Life Unexpected, the new show from the same producers as Gilmore Girls, promises the same smart sarcasm that Lorelai and Rory had, and a lot more.

I read an article about Life Unexpected while researching about quick weight loss, sharing that this new series has a Juno-meets-Gilmore-Girls feel to it. Here’s a quick synopsis of the show from Variety.com:
About to turn 16, foster child Lux ("Swingtown's" talented Brittany Robertson) learns she must obtain signatures from her biological parents in order to become emancipated. So she hunts down her dad, Nate (Kristoffer Polaha), who is now running a bar, has a bit of a Peter Pan complex and is understandably flummoxed to meet the girl he fathered with the unfortunately named Cate Cassidy (Shiri Appleby) in high school.

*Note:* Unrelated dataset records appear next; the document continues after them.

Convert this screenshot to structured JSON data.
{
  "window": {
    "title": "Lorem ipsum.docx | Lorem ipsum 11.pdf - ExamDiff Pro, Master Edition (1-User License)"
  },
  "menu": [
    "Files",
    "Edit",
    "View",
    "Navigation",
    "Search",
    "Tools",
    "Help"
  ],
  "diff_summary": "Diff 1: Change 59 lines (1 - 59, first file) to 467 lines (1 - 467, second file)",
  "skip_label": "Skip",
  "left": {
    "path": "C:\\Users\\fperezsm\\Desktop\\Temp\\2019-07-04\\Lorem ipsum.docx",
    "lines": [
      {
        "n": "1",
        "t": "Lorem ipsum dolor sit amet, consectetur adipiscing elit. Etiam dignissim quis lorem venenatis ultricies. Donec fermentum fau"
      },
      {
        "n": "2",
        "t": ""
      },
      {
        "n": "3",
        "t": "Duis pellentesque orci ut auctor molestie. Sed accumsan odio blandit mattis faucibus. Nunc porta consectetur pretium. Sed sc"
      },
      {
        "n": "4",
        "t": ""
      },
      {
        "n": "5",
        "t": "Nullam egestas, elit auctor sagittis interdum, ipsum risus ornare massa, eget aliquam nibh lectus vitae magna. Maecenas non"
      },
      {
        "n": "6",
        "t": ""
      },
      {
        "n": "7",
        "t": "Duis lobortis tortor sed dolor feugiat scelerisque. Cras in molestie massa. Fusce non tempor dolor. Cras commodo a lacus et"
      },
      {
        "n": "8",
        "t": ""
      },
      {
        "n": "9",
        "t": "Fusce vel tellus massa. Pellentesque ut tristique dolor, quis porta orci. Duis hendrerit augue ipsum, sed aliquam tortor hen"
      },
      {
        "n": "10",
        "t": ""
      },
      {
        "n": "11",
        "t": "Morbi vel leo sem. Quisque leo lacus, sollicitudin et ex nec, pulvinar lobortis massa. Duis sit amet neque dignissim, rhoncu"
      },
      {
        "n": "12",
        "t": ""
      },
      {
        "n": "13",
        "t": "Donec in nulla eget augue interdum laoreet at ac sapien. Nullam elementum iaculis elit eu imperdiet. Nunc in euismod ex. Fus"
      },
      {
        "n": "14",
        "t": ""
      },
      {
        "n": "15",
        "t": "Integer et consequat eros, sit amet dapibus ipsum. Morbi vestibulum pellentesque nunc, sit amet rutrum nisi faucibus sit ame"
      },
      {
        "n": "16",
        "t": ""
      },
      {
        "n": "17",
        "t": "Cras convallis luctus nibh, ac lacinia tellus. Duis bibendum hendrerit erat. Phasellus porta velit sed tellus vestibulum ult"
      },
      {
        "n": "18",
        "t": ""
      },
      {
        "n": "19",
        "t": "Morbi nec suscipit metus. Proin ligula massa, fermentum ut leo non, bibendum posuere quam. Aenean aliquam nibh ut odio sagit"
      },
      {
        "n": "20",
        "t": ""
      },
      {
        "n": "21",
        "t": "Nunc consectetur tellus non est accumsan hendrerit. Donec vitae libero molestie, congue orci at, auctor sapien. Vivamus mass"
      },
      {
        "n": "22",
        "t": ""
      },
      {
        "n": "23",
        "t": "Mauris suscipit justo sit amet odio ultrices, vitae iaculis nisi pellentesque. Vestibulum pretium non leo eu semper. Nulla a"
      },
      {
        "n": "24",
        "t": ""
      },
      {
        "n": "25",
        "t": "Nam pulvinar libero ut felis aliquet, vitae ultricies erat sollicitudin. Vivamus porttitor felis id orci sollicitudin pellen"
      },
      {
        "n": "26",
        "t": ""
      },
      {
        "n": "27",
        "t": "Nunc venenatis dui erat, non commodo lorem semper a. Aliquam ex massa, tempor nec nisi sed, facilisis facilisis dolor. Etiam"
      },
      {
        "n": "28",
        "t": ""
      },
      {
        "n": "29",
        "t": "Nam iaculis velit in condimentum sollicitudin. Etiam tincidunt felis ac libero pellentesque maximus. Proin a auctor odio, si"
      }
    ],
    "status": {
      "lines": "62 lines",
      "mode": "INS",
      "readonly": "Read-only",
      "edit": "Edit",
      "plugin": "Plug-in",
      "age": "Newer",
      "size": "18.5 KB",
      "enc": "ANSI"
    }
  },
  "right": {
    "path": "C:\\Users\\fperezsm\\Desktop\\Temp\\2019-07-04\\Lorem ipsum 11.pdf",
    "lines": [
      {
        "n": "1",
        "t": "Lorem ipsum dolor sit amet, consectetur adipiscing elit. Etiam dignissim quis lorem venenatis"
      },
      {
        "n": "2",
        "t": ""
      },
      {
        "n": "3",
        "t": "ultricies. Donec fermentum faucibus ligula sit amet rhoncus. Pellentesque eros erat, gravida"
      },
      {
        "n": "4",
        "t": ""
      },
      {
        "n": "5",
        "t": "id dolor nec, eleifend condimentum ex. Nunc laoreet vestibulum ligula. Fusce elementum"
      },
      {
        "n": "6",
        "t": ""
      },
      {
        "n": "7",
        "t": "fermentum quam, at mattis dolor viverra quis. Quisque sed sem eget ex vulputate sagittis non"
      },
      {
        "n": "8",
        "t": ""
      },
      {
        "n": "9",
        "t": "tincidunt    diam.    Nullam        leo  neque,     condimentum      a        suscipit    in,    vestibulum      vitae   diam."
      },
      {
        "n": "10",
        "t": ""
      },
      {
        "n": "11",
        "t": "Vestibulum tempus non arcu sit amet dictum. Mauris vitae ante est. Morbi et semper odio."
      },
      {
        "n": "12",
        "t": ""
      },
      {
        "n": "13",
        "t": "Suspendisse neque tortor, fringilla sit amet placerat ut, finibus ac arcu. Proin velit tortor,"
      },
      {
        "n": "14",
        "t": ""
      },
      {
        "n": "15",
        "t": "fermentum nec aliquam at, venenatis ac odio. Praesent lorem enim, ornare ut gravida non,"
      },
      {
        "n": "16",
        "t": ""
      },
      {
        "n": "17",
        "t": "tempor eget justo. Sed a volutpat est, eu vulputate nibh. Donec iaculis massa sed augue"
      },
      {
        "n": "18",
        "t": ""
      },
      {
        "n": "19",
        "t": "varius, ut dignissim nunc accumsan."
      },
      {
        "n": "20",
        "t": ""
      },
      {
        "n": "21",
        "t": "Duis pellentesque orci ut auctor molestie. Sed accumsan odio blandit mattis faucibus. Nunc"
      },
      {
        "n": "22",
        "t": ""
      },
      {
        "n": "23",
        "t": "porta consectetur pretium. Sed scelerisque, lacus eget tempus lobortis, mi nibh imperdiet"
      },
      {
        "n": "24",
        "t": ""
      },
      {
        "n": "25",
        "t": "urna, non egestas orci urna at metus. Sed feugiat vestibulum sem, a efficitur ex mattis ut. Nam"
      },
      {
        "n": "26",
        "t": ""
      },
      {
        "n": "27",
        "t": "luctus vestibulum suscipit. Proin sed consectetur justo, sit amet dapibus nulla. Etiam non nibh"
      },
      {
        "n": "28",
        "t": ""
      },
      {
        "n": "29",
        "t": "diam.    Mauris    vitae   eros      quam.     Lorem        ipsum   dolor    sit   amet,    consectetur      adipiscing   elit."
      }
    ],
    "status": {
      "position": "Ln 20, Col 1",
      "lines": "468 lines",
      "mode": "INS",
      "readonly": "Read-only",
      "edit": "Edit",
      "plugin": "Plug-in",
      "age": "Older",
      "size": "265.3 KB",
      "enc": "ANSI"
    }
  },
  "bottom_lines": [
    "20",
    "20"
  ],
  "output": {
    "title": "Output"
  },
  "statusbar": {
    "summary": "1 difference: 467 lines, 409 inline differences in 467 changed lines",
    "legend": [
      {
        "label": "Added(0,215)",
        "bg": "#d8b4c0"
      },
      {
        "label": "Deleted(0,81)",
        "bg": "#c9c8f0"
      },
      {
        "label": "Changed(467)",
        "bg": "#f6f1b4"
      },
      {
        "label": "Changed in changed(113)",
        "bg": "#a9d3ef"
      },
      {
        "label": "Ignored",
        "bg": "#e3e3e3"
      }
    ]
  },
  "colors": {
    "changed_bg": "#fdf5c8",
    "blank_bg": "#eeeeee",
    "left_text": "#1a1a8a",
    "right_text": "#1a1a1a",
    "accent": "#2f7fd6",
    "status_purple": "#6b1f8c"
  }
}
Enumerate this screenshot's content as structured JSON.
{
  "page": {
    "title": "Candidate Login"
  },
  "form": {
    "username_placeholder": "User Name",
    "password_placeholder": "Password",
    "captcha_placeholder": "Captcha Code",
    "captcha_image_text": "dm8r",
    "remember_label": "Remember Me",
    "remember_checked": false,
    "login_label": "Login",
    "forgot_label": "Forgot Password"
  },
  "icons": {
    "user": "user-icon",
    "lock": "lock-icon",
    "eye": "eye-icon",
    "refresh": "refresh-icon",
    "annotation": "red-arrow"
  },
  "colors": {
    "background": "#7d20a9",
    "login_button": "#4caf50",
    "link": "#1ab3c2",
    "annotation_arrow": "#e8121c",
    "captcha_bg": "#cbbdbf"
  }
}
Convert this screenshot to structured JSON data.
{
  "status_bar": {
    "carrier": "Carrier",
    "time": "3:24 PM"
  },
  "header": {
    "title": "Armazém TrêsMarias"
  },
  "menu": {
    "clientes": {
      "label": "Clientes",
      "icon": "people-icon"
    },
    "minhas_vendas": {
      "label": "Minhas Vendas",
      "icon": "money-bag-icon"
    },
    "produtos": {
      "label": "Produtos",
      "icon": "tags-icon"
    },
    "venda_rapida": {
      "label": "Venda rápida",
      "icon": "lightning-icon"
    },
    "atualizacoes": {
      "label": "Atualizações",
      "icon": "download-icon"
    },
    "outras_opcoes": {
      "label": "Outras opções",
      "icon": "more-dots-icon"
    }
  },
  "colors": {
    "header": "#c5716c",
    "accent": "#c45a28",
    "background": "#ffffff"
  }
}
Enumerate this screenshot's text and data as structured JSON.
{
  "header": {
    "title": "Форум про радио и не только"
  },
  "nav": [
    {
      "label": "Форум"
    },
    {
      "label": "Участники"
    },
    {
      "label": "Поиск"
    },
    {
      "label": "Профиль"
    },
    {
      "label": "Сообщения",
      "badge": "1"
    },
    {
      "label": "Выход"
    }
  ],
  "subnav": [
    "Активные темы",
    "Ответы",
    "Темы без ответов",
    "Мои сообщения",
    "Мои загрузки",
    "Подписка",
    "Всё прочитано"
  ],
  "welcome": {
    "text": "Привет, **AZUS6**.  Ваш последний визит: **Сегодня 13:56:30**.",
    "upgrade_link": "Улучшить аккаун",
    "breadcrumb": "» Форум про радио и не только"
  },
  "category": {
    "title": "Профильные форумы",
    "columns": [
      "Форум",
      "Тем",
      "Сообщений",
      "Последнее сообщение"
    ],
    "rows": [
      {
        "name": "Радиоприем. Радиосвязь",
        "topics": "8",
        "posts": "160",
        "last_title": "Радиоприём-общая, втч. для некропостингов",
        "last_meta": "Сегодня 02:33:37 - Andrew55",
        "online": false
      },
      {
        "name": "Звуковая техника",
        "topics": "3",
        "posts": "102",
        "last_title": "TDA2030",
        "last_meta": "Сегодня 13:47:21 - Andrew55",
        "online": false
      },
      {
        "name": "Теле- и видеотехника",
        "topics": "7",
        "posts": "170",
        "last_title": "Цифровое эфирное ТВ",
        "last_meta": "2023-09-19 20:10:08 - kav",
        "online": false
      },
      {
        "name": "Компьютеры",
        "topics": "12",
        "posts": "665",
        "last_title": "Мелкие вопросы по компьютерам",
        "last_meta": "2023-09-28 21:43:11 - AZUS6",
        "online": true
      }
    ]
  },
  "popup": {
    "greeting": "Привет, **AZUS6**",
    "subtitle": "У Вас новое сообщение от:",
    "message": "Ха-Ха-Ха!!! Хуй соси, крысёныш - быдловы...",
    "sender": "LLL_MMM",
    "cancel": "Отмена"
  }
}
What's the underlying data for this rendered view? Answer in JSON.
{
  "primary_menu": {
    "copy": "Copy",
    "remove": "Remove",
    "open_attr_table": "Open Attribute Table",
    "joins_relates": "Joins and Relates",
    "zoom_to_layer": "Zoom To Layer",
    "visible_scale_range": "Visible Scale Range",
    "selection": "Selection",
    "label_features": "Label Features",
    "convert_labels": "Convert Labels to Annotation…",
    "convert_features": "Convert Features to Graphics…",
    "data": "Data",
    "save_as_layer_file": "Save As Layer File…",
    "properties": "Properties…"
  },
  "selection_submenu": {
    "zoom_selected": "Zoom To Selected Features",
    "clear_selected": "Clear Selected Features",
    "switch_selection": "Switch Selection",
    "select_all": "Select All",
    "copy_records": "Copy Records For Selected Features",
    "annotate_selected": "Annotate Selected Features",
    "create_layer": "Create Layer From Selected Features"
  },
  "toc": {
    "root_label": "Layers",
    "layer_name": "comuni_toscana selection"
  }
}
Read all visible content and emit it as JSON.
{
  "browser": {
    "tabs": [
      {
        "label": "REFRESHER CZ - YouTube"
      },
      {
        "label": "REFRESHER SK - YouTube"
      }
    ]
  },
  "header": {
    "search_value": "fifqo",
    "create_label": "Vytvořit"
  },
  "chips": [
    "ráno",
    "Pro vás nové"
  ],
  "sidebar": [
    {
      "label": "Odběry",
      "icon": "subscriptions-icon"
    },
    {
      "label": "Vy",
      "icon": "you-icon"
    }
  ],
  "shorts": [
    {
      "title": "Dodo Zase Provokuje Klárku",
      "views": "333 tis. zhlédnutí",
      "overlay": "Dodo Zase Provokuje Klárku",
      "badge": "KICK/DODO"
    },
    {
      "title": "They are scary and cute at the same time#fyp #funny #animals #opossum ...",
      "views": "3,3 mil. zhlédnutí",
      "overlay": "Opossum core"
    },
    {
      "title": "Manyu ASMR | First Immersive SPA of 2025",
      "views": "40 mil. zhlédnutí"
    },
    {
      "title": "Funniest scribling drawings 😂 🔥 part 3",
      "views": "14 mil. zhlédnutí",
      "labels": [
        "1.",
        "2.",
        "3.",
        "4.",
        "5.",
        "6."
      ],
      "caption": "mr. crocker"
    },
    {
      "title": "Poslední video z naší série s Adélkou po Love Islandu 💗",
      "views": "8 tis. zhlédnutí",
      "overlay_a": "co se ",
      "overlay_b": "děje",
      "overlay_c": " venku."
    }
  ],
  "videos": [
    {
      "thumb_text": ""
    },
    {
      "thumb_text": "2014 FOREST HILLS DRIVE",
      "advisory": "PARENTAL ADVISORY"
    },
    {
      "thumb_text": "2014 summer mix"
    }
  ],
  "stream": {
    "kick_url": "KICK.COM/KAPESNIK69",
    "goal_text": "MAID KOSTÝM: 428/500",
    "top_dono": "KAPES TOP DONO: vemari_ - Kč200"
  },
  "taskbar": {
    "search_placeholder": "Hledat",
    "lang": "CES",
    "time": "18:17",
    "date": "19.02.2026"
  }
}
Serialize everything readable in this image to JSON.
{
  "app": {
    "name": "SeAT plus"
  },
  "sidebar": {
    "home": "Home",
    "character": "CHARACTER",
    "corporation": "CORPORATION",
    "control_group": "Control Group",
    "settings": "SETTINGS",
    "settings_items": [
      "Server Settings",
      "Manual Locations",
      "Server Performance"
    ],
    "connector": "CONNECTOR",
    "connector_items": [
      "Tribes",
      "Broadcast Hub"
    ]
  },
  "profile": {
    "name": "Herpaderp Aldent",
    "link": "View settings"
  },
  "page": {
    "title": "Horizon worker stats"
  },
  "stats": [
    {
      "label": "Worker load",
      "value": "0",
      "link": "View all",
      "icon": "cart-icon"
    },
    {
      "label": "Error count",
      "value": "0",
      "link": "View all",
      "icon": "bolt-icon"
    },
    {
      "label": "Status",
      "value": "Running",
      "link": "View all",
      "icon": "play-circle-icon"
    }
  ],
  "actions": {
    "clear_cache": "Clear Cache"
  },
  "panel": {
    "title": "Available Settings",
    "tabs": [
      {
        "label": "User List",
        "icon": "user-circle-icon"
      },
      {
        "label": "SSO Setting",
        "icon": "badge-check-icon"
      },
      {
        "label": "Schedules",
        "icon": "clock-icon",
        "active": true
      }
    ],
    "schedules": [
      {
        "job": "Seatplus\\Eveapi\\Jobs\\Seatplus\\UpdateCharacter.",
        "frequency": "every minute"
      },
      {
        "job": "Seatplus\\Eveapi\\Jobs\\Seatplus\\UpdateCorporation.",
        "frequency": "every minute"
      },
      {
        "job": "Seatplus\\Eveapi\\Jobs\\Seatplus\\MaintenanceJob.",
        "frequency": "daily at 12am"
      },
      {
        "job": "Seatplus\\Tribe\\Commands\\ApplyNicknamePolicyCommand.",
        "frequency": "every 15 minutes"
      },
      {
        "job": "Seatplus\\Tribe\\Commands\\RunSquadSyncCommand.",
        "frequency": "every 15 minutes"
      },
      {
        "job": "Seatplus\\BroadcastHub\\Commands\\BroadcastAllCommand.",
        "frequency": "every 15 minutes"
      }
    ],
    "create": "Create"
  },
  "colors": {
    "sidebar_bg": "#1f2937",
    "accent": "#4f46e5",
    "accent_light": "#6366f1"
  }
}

Cate now co-hosts a local morning radio show with her boyfriend, Ryan ("Dawson Creek's" Kerr Smith), and she's equally flustered when Lux waltzes into her life. Yet the plans for a quickie emancipation conveniently evaporate (or else there would be no series), and Cate and Nate reluctantly assume shared custody of their long-lost seed.
Series creator Liz Tigelaar ("What About Brian") falls back on all the tired tropes of the genre, from the squabbling between Nate and Cate (nope, it doesn't sound any less silly that way) to Lux's alternating precociousness and neediness. What makes a family is a potent theme, but "Life" never gets much beyond glib banter and after-school special territory.
For all that, Robertson and the still-adorable Appleby (a graduate of "Roswell," which played on both WB and UPN) nearly save things with their moist eyes and innate likability. If only the show didn't keep stumbling into cliches like Lux's tough friends and Nate's disapproving parents at each new episodic turn -- or empower Lux to repeatedly lecture adults about the art of parenting, which will likely make anybody out of their teens want to throw up.
So despite its modest merits, "Life" ultimately spends most of its time paddling in the shallow end of the dramatic gene pool. And based on the CW's recent track record, that wasn't entirely unexpected.